Again the issue of a nearby sixty-year-old hippie lady--the velvet, the jewelry, the long dyed hair--with a nervous muscle dog. This one was better than yesterdays but clearly was ill at ease toward the front of a assembly of forty-thousand people. I understand why an older woman might feel safe having a sturdy canine companion living near Haight-Ashbury with its transient population, but what they have to bring them not only to a huge festival but to the middle rather than just to the edge of the crowd, is beyond me. This dogs habit was to shoulder against everyone with a confused urgency. It was time to migrate again but before I did I once again tried to say something to her but she showed little inclination to listen so I left her to impose other peoples fun and safety not mine.

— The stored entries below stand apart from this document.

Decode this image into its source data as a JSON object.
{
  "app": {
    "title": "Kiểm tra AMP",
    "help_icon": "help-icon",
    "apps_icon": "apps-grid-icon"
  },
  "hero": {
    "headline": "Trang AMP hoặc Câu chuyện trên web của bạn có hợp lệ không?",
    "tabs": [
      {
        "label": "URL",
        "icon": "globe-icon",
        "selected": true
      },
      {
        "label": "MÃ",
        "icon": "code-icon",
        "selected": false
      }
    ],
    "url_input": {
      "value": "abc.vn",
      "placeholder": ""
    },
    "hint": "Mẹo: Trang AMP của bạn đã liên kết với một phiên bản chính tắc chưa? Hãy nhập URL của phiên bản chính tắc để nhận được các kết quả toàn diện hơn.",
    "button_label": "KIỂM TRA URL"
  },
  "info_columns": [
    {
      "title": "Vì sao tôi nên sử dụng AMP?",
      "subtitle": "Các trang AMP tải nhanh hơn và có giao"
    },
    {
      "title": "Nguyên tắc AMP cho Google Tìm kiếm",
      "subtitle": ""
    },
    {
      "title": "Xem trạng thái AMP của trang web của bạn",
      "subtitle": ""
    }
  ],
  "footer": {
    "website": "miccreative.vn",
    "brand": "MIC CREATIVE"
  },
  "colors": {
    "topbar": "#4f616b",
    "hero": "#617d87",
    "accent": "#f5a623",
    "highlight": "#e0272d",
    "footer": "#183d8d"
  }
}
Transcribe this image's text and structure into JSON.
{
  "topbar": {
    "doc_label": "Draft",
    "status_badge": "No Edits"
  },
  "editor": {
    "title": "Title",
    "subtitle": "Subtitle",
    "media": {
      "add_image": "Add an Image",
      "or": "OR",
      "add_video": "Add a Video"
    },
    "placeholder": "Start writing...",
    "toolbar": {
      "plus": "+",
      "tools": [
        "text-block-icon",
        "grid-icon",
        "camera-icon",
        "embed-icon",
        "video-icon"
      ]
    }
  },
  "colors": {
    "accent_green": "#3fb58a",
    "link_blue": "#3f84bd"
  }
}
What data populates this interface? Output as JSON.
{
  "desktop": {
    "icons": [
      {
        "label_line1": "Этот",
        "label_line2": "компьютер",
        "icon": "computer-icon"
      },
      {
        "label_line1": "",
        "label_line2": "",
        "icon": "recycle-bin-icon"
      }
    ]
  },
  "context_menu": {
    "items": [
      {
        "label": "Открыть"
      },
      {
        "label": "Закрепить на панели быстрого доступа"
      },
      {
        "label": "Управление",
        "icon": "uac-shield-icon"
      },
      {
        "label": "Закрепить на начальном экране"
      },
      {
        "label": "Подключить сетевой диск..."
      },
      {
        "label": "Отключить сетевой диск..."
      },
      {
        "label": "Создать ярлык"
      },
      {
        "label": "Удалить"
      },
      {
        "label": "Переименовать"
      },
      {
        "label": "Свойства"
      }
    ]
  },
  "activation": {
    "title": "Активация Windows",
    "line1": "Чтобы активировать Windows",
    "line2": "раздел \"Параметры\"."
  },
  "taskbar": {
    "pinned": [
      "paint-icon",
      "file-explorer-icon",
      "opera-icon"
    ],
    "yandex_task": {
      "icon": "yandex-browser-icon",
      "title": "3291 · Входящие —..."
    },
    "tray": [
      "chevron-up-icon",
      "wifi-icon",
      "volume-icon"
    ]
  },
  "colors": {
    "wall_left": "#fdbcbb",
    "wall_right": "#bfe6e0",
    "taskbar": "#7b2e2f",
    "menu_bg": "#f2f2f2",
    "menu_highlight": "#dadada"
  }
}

The trouble with anarchy is that too often people will do the stupidest and least considerate things when they have the liberty.

Regardless of such thoughts, forgiveness is my religion and I wasn't going to let any trivial matter obtrude on Emmylou's heart-felt Gospel songs and just living-life songs rendered with her subtle and exquisitely expressive voice. As always I stayed until the very end, after benefactor Warren Hellman came out to join them on banjo, after the light began to retreat over the sea, and after the security guys gave up the front-most lawn for dancing. I was the first one there and as I busted my achy body moves I saw Emmylou looking down chuckling and beaming. Then one of the security guys an older black, a Southerner I expect who digs this white country music played by masters, he started dancing a buck-and-wing move similar to the one I fallen into. Ah, but then it was over, the bright lights were on and someone was chattering good-bye on stage.
I turned around and started making my long walk out of the park.